И „Юность” не обманула. В самом начале апреля мне пришло письмо из Москвы от Юрия Коваля. Я не буду цитировать письмо полностью, приведу из него лишь выдержки (тем более часть письма процитирована в „Нескромном-1“:

„…Дополнительный курьёз заключается в том, что «Комсомолка» в 1972 году хвалила повесть «Приключения Васи Куролесова». Автором рецензии на мою книгу был Фазиль Искандер. Начисто забыв свою хвалу, воздали и хулу. Вообще с этой газетой у меня совершенно юмористические отношения. Начались они с заметки «Чувство цвета и чувство правды» в 1960 году, когда меня громили как художника. Потом похвалили книгу «Чистый Дор» (Яков Аким), потом был и Фазиль, но вот дожили и до Веденяпина. Должен вам рассказать, что несколько писателей (Я. Аким, В. Железников, Т. Гайдар) написали короткое письмо в мою защиту, но оно как-то не напечаталось. В «Советской культуре» директор студии «Диафильм» сумел ответить с достоинством, но на этом дело и кончилось. Сейчас оно считается «замятым».

Скажу вам честно, что я постарался внимания не обратить. Но и наслаждения не испытал. Опасения, что литературные чиновники примут к сведению, были, но вроде бы пока не оправдываются. Ходят слухи, что «Комсомолка» не прочь воздать мне хвалу, хрен знает, пока всё это неясно…“

Теперь маленький бонус (так это теперь вроде бы называется) для читателей моего предисловия (ежели такие найдутся). На самом деле было продолжение переписки. Вот моё письмо Юрию Ковалю, отправленное.

«Здравствуйте, Юрий Иосифович!

Пишет Вам тот самый Александр Васильевич, которого Вы с первого раза угадали по инициалам. Так что, угаданное со второго раза (Анатолий Викторович) не верно. Но, Юрий Иосифович, скажу Вам честно: Александром Васильевичем за всю мою сознательно-несознательную жизнь называли меня ну… раз десять от силы. И всякий раз это величание было связано с какой-нибудь неприятностью. Мои знакомые и друзья называют меня попросту Сашей.

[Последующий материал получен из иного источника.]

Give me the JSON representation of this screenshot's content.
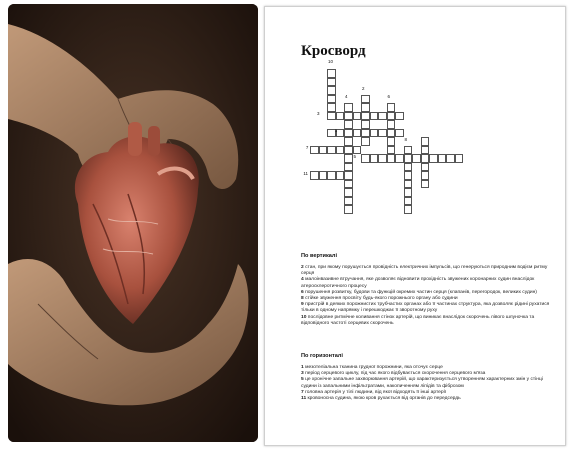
{
  "crossword": {
    "title": "Кросворд",
    "cell_numbers": [
      "10",
      "4",
      "2",
      "6",
      "3",
      "1",
      "8",
      "7",
      "5",
      "11"
    ],
    "vertical_heading": "По вертикалі",
    "vertical_clues": [
      {
        "n": "2",
        "t": "стан, при якому порушується провідність електричних імпульсів, що генеруються природним водієм ритму серця"
      },
      {
        "n": "4",
        "t": "малоінвазивне втручання, яке дозволяє відновити прохідність звужених коронарних судин внаслідок атеросклеротичного процесу"
      },
      {
        "n": "6",
        "t": "порушення розвитку, будови та функцій окремих частин серця (клапанів, перегородок, великих судин)"
      },
      {
        "n": "8",
        "t": "стійке звуження просвіту будь-якого порожнього органу або судини"
      },
      {
        "n": "9",
        "t": "пристрій в деяких порожнистих трубчастих органах або її частинах структура, яка дозволяє рідині рухатися тільки в одному напрямку і перешкоджає її зворотному руху"
      },
      {
        "n": "10",
        "t": "послідовне ритмічне коливання стінок артерій, що виникає внаслідок скорочень лівого шлуночка та відповідного частоті серцевих скорочень"
      }
    ],
    "horizontal_heading": "По горизонталі",
    "horizontal_clues": [
      {
        "n": "1",
        "t": "мезотеліальна тканина грудної порожнини, яка оточує серце"
      },
      {
        "n": "3",
        "t": "період серцевого циклу, під час якого відбувається скорочення серцевого м'яза"
      },
      {
        "n": "5",
        "t": "це хронічне запальне захворювання артерій, що характеризується утворенням характерних змін у стінці судини із запальними інфільтратами, накопиченням ліпідів та фіброзом"
      },
      {
        "n": "7",
        "t": "головна артерія у тілі людини, від якої відходять її інші артерії"
      },
      {
        "n": "11",
        "t": "кровоносна судина, якою кров рухається від органів до передсердь"
      }
    ]
  },
  "image": {
    "subject-icon": "hands-holding-heart-icon"
  }
}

Что сказать о себе. Живу я в Ленинграде, сейчас на Васильевском острове, хотя адрес на конверте другой, это адрес моих родителей. В последние годы редко куда из Ленинграда выбираюсь. Работаю в Эрмитаже рабочим. Всё просто. Что ещё? Пробую писать, начал не очень давно, но никому пока об этом не говорю – боюсь (вот вам проболтался).

Юрий Иосифович, бог с ним, с тем письмом в „Юность“, – напечатают, не напечатают, лично мне всё равно, в конце концов я сказал в нём то, о чём не мог не сказать. Я вообще человек взрывоопасный – прочитаю где-нибудь что-нибудь этакое или увижу – и взорвусь, как атомная ракета. Правда, мой „негодованьем раскалённый слог“ чаще всего ложится в стол, потому что пройдёт день-другой, и я остываю на нашем балтийском ветерке.

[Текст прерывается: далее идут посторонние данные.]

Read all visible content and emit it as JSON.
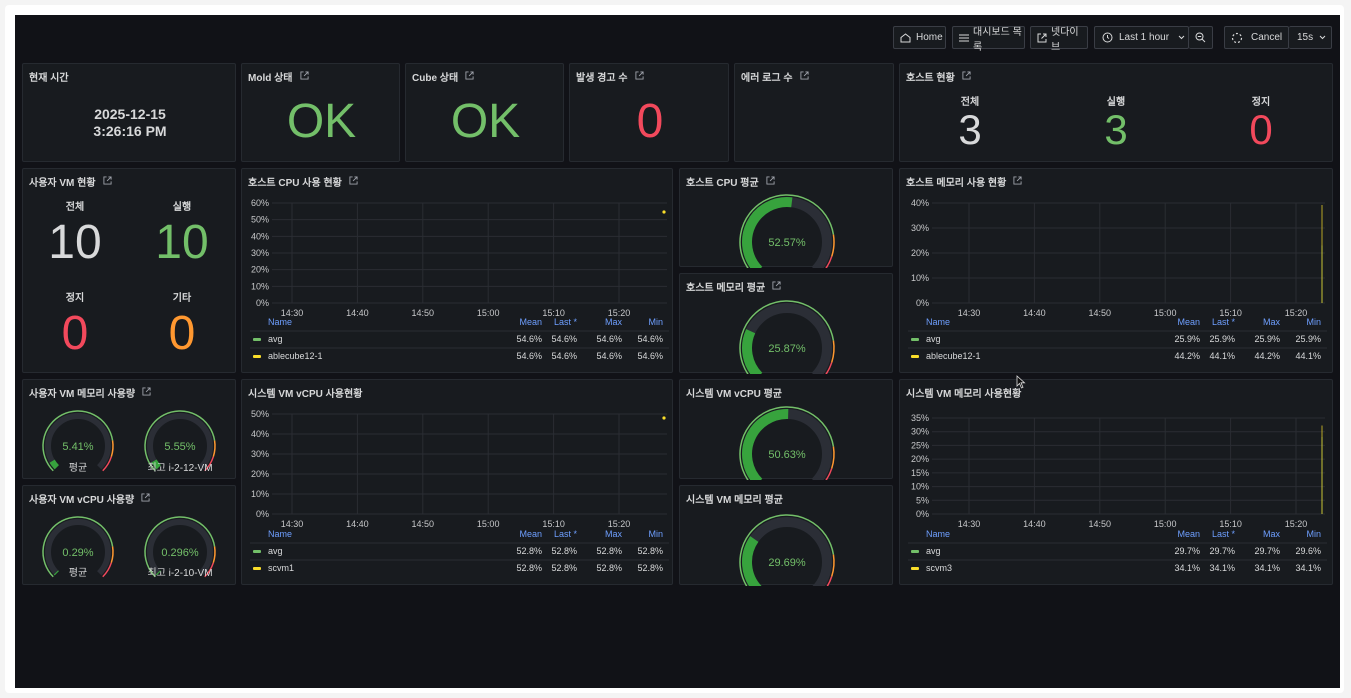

Юрий Иосифович, спасибо Вам большое (правда, большое спасибо) за Б. В. Шергина. Только так можно было о нём написать, как Вы написали. Только такими словами. Вообще, удивительно – открыть „Новый мир“ и увидеть два имени рядом – Ваше и Шергина. И вдруг узнать, что Вы Бориса Викторовича хорошо знали в последние годы жизни его и что он был Вашим учителем. Всем бы таких учителей, как Шергин.

Я написал „учитель“ и подумал, что здесь даже не в учительстве дело – дело здесь в духовном общении, даже просто в ощущении, что ты с таким человеком дружен, связан пусть хотя только встречами и разговорами. Учитель может просто молчать, а ты всё равно набираешь опыт – даже от учительского молчания. Его и рядом может не быть, а всё равно – ты чувствуешь, что он рядом. Вот что я понимаю под словом „учитель“.

Шергин писал так ясно и чисто и вместе с тем так фантастически образно, что сразу вошёл в круг моего чтения и с той поры, как я открыл его для себя, уже из него не выходит.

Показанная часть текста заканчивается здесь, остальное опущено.